When the researchers conducted a subgroup analysis (by sex, age, or presence of diabetes, hypertension, smoking, number of diseased vessels, reference vessel diameter, or clinical presentation), they found that the lower 5-year rate of major adverse cardiac events in the IVUS-guidance group was consistent across all subgroups.

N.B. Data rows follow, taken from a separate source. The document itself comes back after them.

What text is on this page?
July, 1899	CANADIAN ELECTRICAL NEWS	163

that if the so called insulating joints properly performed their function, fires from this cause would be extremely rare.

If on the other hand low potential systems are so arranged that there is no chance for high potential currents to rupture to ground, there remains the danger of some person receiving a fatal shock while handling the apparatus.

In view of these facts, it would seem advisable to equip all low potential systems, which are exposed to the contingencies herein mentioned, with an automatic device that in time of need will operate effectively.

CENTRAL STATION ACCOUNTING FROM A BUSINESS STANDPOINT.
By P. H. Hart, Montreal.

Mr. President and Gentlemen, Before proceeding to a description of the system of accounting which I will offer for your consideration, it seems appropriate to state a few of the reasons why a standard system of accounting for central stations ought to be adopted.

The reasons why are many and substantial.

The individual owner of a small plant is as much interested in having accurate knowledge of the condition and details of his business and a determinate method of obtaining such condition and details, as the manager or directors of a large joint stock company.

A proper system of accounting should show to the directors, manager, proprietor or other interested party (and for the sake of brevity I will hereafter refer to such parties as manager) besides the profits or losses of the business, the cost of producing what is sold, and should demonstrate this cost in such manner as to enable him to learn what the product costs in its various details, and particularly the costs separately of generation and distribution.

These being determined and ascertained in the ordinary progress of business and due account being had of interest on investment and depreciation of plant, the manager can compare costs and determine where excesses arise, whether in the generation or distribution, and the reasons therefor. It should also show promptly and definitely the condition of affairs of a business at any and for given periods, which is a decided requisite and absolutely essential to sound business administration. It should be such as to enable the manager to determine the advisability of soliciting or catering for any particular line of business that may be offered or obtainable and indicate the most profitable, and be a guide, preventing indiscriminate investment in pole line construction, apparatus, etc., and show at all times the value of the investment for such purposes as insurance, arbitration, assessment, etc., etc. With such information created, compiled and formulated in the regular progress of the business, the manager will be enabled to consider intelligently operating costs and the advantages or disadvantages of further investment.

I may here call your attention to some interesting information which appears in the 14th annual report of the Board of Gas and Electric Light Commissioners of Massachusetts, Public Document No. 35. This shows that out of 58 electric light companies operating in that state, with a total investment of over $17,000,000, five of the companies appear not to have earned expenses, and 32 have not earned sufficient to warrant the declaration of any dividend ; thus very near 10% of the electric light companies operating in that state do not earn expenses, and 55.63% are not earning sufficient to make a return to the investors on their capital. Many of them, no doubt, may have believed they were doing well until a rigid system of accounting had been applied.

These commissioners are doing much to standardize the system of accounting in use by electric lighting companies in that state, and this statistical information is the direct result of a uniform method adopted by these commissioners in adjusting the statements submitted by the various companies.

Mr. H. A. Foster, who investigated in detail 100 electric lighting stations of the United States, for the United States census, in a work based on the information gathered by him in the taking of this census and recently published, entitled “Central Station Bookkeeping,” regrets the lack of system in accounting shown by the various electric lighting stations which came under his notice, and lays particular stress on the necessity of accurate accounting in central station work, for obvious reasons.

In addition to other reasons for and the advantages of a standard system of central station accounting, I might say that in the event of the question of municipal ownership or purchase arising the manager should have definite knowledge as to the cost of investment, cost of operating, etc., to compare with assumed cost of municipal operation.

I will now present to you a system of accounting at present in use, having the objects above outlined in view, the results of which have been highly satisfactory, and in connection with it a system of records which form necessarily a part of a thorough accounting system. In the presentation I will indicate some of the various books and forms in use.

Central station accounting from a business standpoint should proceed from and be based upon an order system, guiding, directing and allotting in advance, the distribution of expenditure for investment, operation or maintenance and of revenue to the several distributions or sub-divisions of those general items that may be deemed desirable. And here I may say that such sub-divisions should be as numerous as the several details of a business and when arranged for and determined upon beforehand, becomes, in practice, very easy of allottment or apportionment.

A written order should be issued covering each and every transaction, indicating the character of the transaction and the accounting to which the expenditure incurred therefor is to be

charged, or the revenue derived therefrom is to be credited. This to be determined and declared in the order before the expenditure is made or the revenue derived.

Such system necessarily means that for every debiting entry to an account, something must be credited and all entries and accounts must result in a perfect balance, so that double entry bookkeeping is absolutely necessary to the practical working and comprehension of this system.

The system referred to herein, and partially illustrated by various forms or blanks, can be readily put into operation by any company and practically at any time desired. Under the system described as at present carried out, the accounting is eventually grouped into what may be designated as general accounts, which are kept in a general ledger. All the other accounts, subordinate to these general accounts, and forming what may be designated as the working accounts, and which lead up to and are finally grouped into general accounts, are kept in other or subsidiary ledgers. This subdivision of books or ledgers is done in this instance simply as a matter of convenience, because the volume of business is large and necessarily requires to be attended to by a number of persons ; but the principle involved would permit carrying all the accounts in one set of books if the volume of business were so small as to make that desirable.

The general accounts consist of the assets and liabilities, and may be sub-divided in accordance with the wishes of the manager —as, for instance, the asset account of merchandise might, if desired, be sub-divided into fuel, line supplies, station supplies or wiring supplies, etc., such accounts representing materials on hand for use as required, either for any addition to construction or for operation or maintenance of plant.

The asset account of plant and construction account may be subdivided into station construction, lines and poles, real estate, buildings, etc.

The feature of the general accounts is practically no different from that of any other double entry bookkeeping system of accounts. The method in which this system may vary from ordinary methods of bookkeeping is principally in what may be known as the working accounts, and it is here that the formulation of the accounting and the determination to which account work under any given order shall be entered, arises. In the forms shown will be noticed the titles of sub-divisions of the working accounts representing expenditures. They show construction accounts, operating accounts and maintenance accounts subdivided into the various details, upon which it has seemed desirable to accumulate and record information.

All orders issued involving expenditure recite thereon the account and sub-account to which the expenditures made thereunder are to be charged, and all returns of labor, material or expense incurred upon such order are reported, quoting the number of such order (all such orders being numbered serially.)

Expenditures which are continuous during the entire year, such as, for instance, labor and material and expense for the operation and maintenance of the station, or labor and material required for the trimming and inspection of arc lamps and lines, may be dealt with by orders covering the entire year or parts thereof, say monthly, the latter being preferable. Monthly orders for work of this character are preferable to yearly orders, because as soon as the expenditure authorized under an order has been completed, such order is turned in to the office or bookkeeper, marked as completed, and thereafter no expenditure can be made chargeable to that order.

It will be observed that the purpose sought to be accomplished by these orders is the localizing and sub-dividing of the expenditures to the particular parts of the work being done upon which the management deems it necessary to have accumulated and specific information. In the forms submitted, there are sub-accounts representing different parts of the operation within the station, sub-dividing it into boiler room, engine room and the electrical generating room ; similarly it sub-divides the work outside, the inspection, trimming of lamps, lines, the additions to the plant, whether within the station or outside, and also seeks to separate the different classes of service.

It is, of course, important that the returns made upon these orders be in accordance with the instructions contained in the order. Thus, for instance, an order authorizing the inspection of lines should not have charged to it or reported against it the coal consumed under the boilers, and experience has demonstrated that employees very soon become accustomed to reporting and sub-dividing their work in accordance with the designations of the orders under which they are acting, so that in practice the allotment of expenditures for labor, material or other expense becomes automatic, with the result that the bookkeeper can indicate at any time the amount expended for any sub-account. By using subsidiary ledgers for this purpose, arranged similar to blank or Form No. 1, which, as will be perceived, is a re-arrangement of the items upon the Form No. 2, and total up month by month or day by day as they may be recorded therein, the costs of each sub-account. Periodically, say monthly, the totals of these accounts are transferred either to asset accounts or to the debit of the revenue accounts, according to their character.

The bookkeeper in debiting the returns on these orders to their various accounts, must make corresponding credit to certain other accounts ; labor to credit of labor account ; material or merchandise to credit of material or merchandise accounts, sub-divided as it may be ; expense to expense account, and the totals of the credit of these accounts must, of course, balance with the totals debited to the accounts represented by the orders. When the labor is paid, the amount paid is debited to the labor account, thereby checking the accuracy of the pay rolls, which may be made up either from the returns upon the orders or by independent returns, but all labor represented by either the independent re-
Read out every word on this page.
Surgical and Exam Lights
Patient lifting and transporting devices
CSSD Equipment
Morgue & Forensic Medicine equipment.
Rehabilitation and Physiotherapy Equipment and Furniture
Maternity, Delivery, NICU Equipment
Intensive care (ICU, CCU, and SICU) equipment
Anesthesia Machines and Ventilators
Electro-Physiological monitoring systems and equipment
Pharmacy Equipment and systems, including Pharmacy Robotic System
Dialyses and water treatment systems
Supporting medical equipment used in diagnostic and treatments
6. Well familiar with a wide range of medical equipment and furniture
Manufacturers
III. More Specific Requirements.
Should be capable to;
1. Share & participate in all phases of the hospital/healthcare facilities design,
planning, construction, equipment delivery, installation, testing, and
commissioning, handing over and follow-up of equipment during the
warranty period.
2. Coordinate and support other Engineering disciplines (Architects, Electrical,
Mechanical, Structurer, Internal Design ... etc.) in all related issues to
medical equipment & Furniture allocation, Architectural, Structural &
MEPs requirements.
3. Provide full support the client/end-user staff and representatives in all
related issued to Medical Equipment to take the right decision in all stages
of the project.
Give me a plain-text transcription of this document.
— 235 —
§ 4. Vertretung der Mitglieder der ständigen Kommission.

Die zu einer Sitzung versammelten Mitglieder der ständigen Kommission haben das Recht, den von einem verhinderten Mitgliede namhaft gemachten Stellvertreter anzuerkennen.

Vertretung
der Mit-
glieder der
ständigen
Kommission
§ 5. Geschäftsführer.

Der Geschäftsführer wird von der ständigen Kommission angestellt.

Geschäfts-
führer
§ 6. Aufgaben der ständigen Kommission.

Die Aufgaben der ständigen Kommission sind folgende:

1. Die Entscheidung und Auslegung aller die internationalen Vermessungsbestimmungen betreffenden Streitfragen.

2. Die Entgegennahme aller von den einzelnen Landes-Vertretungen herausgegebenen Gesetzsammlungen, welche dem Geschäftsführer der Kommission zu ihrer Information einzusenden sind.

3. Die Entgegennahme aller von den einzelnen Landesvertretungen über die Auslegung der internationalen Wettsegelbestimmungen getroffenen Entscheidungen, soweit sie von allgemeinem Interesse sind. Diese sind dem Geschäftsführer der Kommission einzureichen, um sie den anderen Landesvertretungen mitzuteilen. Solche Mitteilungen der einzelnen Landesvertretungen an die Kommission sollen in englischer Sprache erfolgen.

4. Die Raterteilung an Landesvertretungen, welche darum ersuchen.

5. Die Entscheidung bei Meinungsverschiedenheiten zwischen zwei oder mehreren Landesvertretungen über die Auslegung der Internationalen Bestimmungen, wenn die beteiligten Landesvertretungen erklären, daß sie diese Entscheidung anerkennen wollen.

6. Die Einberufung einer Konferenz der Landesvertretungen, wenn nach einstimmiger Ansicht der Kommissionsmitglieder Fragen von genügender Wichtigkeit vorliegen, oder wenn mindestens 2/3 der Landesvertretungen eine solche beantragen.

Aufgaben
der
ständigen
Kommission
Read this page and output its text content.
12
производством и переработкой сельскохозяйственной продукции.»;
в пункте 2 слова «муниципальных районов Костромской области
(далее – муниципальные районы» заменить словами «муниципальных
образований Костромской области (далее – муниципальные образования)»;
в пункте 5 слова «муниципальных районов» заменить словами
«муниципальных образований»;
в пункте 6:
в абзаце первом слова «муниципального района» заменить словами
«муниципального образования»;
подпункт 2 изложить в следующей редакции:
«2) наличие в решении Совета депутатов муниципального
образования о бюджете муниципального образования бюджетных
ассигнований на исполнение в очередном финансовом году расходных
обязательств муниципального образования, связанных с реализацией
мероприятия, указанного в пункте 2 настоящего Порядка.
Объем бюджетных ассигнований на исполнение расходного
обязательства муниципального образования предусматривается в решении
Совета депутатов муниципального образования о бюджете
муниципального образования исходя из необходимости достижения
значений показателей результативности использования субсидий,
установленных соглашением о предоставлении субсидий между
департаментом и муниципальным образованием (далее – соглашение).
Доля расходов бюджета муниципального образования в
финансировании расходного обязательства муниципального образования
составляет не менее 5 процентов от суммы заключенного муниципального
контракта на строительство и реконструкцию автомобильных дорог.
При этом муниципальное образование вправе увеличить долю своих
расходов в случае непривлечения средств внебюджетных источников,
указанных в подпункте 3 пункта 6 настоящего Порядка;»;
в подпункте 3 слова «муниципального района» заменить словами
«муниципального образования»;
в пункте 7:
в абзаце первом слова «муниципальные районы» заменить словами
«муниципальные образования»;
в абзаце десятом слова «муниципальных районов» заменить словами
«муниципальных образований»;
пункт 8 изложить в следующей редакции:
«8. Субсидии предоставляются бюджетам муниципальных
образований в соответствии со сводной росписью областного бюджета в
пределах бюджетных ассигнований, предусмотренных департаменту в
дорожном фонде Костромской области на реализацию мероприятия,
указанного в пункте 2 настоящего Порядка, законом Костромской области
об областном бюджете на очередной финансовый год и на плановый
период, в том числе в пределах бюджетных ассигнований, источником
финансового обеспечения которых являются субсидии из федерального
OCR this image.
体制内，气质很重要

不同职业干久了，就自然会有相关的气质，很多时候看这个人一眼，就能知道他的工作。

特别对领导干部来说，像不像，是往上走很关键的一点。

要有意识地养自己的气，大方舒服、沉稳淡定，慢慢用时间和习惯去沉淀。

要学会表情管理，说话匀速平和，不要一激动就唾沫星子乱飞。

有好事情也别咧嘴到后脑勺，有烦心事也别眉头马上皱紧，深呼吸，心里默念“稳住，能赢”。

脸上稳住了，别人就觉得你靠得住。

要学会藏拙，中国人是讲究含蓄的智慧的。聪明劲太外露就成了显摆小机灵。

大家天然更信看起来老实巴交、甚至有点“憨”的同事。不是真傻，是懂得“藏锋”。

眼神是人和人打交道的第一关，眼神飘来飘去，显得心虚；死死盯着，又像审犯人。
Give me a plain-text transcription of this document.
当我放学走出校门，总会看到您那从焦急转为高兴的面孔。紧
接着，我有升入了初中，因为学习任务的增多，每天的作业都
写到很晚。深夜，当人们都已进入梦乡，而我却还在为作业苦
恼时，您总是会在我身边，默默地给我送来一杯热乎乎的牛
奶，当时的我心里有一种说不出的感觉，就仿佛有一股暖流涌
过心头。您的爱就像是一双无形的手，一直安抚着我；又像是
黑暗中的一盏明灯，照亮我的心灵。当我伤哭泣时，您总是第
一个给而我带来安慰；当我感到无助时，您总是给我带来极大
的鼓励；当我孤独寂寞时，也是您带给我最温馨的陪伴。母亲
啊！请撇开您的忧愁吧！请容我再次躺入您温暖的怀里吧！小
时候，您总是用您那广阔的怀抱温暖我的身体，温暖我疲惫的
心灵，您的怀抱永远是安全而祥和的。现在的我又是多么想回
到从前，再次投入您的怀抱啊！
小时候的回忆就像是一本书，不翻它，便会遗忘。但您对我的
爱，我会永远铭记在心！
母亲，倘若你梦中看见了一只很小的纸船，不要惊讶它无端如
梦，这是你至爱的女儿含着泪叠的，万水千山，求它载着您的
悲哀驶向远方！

"Just putting an IVUS catheter into a coronary artery does not accomplish a whole lot, but putting in and using the information to optimize stent implantation is what accomplishes the improved outcome," Mintz commented.

"Suboptimal" Use

Commenting on the study for theheart.org | Medscape Cardiology, Islam Elgendy, MD, research fellow in medicine, Massachusetts General Hospital and Harvard Medical School, Boston, said that, "despite being the largest randomized trial on the topic, this report is the first randomized trial that reports on the outcomes of IVUS guidance at 5 years, and a significant proportion of the patients completed the 5-year follow-up."

The trial "adds to the body of literature supporting routine use of IVUS guidance for optimization of PCI," said Elgendy, who was not involved with the study.

Elgendy noted that in this trial, "IVUS use was mandated only post-PCI, suggesting that not just using IVUS is important, but actually interpreting the findings and perhaps routing PCI use to carefully assess the lesion for the need of plaque modification, is important."

He called the low use of IVUS for PCI guidance "suboptimal among operators," adding that the "reasons for this low usage are not understood, since studies have shown that the use of IVUS is safe."

Moreover, an "abundance of studies support the benefit of IVUS guidance," he said, so the "suboptimal" use is not related to lack of data, and IVUS use is more cost-effective, especially in patients with comorbid conditions."

Mintz agreed. "IVUS has been around for almost 30 years, the first hint that IVUS improves stent implantation has been around for at least 20 years, and there are now many randomized controlled trials and meta-analyses demonstrating superiority of IVUS over angiography-guided implantation," he said.

"IVUS guidance should be done much more often," Mintz emphasized.

This work was supported by grants from the Korea Health Technology Research and Development Project through the Korea Health Industry Development Institute, funded by the Ministry of Health & Welfare, Republic of Korea; the Bio & Medical Technology Development Program of the National Research Foundation funded by the Korean government; and the Cardiovascular Research Center, Seoul, Korea. Mintz is a consultant to Boston Scientific, Philips/Volcano, and Terumo. The other authors and Elgendy report no relevant financial relationships.

JACC Cardiovasc Interv. Published online September 29, 2019. Abstract

Transcatheter Cardiovascular Therapeutics (TCT) 2019: Late-breaking trials 4. Presented September 29, 2019.